I am calling HTTP requests to an API which has a limit on how many requests can be made.
These HTTP requests are done in loops and are done very quickly resulting in the HttpClient sometimes throwing a '10030 App Rate Limit Exceeded' exception error which is a 429 HTTP error for too many requests.
I can solve this by doing a Thread.Sleep between each call, however this slows down the application and is not reasonable.

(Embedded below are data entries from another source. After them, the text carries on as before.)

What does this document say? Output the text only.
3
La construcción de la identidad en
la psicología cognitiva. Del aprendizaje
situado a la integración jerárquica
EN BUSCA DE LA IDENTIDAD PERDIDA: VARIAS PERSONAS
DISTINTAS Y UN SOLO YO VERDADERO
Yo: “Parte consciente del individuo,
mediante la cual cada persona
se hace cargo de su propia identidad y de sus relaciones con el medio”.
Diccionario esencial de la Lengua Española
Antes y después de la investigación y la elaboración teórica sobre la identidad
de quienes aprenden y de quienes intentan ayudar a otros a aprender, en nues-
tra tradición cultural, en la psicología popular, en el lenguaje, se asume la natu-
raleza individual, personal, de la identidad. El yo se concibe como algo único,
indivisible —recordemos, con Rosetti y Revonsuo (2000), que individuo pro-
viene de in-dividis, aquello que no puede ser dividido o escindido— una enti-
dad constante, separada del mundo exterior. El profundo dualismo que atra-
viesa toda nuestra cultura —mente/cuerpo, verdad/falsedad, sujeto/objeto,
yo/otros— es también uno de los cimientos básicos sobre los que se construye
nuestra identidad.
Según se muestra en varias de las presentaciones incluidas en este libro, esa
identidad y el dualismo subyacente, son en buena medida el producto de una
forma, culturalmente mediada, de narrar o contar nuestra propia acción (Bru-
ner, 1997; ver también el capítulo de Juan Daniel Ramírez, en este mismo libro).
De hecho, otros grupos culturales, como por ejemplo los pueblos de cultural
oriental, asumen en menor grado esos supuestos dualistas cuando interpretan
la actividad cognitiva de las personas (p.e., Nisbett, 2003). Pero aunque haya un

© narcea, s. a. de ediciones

Here is the code I am using:
public static async Task<List<WilliamHillData.Event>> GetAllCompetitionEvents(string compid)
{
string res = "";
try
{
using (HttpClient client = new HttpClient())
{
client.DefaultRequestHeaders.TryAddWithoutValidation("Content-Type", "application/json");
client.DefaultRequestHeaders.TryAddWithoutValidation("apiKey", "KEY");
using (HttpResponseMessage response = await client.GetAsync("https://gw.whapi.com/v2/sportsdata/competitions/" + compid + "/events/?&sort=startDateTime"))
{
res = await response.Content.ReadAsStringAsync();
}
}
JObject jobject = JObject.Parse(res);
List<WilliamHillData.Event> list = jobject["events"].ToObject<List<WilliamHillData.Event>>();
return list;
}
catch (Exception ex)
{
throw ex;
}
}
Is there a way I can find out how many requests can be made per second/minute? And possibly once the limit has been reached throttle down or do a Thread.Sleep until the limit has gone down instead of doing a Thread.Sleep each time it is been called so I am slowing down the app when it is required?
Cheers.
Is there a way I can find out how many requests can be made per second/minute?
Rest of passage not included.